Persistent services support several configuration options:

  • Auto-start — Automatically start the service when a server launches.
  • Auto-restart — Restart the service if it crashes or becomes unhealthy.
  • Idle shutdown — Automatically stop the service after a period of inactivity to save costs.
  • Health check interval — How often the platform checks if the service is responsive.
  • Max queue size — Maximum number of jobs that can be queued when the service is busy.
  • Concurrent requests — Number of jobs the service can handle in parallel.

Instance types

Persistent services run on dedicated compute instances. You can choose from CPU and GPU options:

CategoryInstance TypesBest for
CPUGeneral purpose instancesAPI servers, lightweight processing
GPUNVIDIA T4, V100 instancesML inference, rendering, GPU-accelerated tasks

GPU instances come with NVIDIA drivers and the container toolkit pre-configured, so GPU-enabled containers work out of the box.

Creating a persistent service

Persistent services use the same project structure as standard services — the difference is in how they're registered and run on the platform. See Creating a new Service for the base project setup.

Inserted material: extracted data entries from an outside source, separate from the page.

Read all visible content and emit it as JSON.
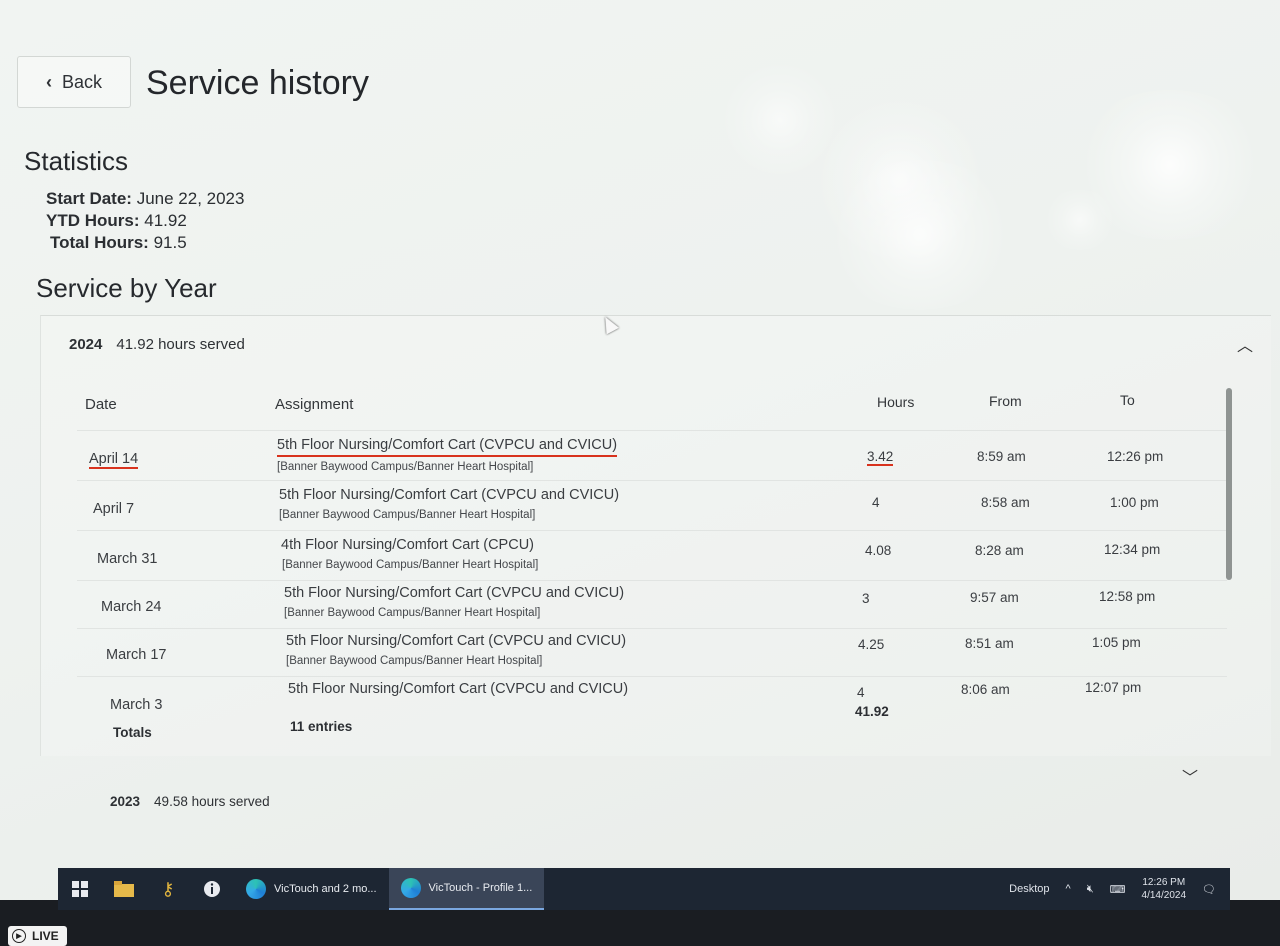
{
  "header": {
    "back_label": "Back",
    "title": "Service history"
  },
  "statistics": {
    "heading": "Statistics",
    "start_date_label": "Start Date:",
    "start_date": "June 22, 2023",
    "ytd_label": "YTD Hours:",
    "ytd_hours": "41.92",
    "total_label": "Total Hours:",
    "total_hours": "91.5"
  },
  "service_by_year": {
    "heading": "Service by Year",
    "year_2024": {
      "year": "2024",
      "summary": "41.92 hours served",
      "columns": {
        "date": "Date",
        "assignment": "Assignment",
        "hours": "Hours",
        "from": "From",
        "to": "To"
      },
      "rows": [
        {
          "date": "April 14",
          "assignment": "5th Floor Nursing/Comfort Cart (CVPCU and CVICU)",
          "location": "[Banner Baywood Campus/Banner Heart Hospital]",
          "hours": "3.42",
          "from": "8:59 am",
          "to": "12:26 pm"
        },
        {
          "date": "April 7",
          "assignment": "5th Floor Nursing/Comfort Cart (CVPCU and CVICU)",
          "location": "[Banner Baywood Campus/Banner Heart Hospital]",
          "hours": "4",
          "from": "8:58 am",
          "to": "1:00 pm"
        },
        {
          "date": "March 31",
          "assignment": "4th Floor Nursing/Comfort Cart (CPCU)",
          "location": "[Banner Baywood Campus/Banner Heart Hospital]",
          "hours": "4.08",
          "from": "8:28 am",
          "to": "12:34 pm"
        },
        {
          "date": "March 24",
          "assignment": "5th Floor Nursing/Comfort Cart (CVPCU and CVICU)",
          "location": "[Banner Baywood Campus/Banner Heart Hospital]",
          "hours": "3",
          "from": "9:57 am",
          "to": "12:58 pm"
        },
        {
          "date": "March 17",
          "assignment": "5th Floor Nursing/Comfort Cart (CVPCU and CVICU)",
          "location": "[Banner Baywood Campus/Banner Heart Hospital]",
          "hours": "4.25",
          "from": "8:51 am",
          "to": "1:05 pm"
        },
        {
          "date": "March 3",
          "assignment": "5th Floor Nursing/Comfort Cart (CVPCU and CVICU)",
          "location": "",
          "hours": "4",
          "from": "8:06 am",
          "to": "12:07 pm"
        }
      ],
      "totals": {
        "label": "Totals",
        "entries": "11 entries",
        "hours": "41.92"
      }
    },
    "year_2023": {
      "year": "2023",
      "summary": "49.58 hours served"
    }
  },
  "taskbar": {
    "apps": [
      {
        "label": "VicTouch and 2 mo..."
      },
      {
        "label": "VicTouch - Profile 1..."
      }
    ],
    "desktop_label": "Desktop",
    "time": "12:26 PM",
    "date": "4/14/2024"
  },
  "badge": {
    "label": "LIVE"
  }
}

When deploying, register the service as persistent through the Agent's persistent service tools. The key differences from standard deployment:

  1. Configure the instance type appropriate for your workload.
  2. Set lifecycle options — auto-start, auto-restart, idle shutdown.
  3. Define concurrency — how many parallel jobs the service should handle.

Job execution

When the Agent calls a persistent service tool:

  1. The job is sent to the Persistent Service Manager (PSM).
  2. PSM routes the job to the running instance.
  3. The instance executes the job in a Docker container.
  4. Results are returned to the Agent.

If the service is busy, the job is queued (up to the configured max queue size). If the service is stopped, the platform can auto-start it if configured.

Service status

Persistent services have the following statuses:

  • Running — The service is active and accepting jobs.
  • Starting — The instance is being launched and the service is initializing.
  • Stopped — The service is not running. No compute costs are incurred.
  • Stopping — The service is shutting down gracefully.
  • Error — The service encountered a problem. Check logs for details.

Best practices

  • Set idle shutdown for services that aren't used continuously. This avoids paying for compute when the service is inactive.
  • Use auto-restart for production services that need high availability.
  • Size your instance appropriately — over-provisioning wastes money, under-provisioning causes failures.
  • Monitor health checks to catch issues early. If a service becomes unresponsive, the platform will restart it automatically when auto-restart is enabled.
  • Design for concurrency if your service will handle multiple simultaneous requests. Ensure your tool implementation is thread-safe.